Unveiling the Hidden Structure of Self-Attention via Kernel Principal Component Analysis

TL;DR

This paper reveals the underlying structure of self-attention in transformers through kernel PCA, providing a theoretical foundation and introducing a robust attention variant that improves performance across multiple tasks.

Contribution

It derives self-attention from kernel PCA, formulates the value matrix explicitly, and proposes RPC-Attention, a robust attention mechanism resilient to data contamination.

Findings

Kernel PCA explains self-attention's projection onto principal components.

RPC-Attention outperforms softmax attention on multiple benchmarks.

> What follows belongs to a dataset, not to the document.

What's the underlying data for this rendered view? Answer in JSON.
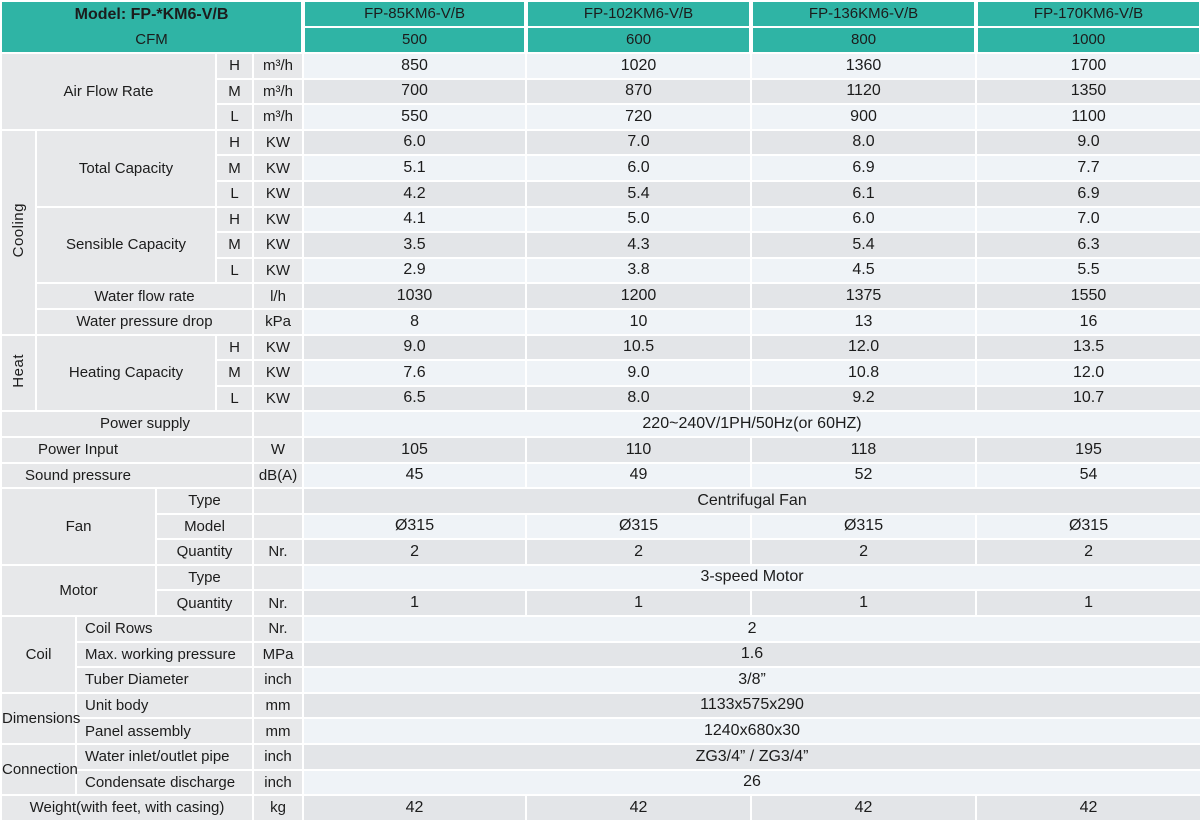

Theoretical and empirical validation of the kernel PCA framework.

Abstract

The remarkable success of transformers in sequence modeling tasks, spanning various applications in natural language processing and computer vision, is attributed to the critical role of self-attention. Similar to the development of most deep learning models, the construction of these attention mechanisms relies on heuristics and experience. In our work, we derive self-attention from kernel principal component analysis (kernel PCA) and show that self-attention projects its query vectors onto the principal component axes of its key matrix in a feature space. We then formulate the exact formula for the value matrix in self-attention, theoretically and empirically demonstrating that this value matrix captures the eigenvectors of the Gram matrix of the key vectors in self-attention. Leveraging our kernel PCA framework, we propose Attention with Robust Principal Components (RPC-Attention), a novel class of robust attention that is resilient to data contamination. We empirically demonstrate the advantages of RPC-Attention over softmax attention on the ImageNet-1K object classification, WikiText-103 language modeling, and ADE20K image segmentation task.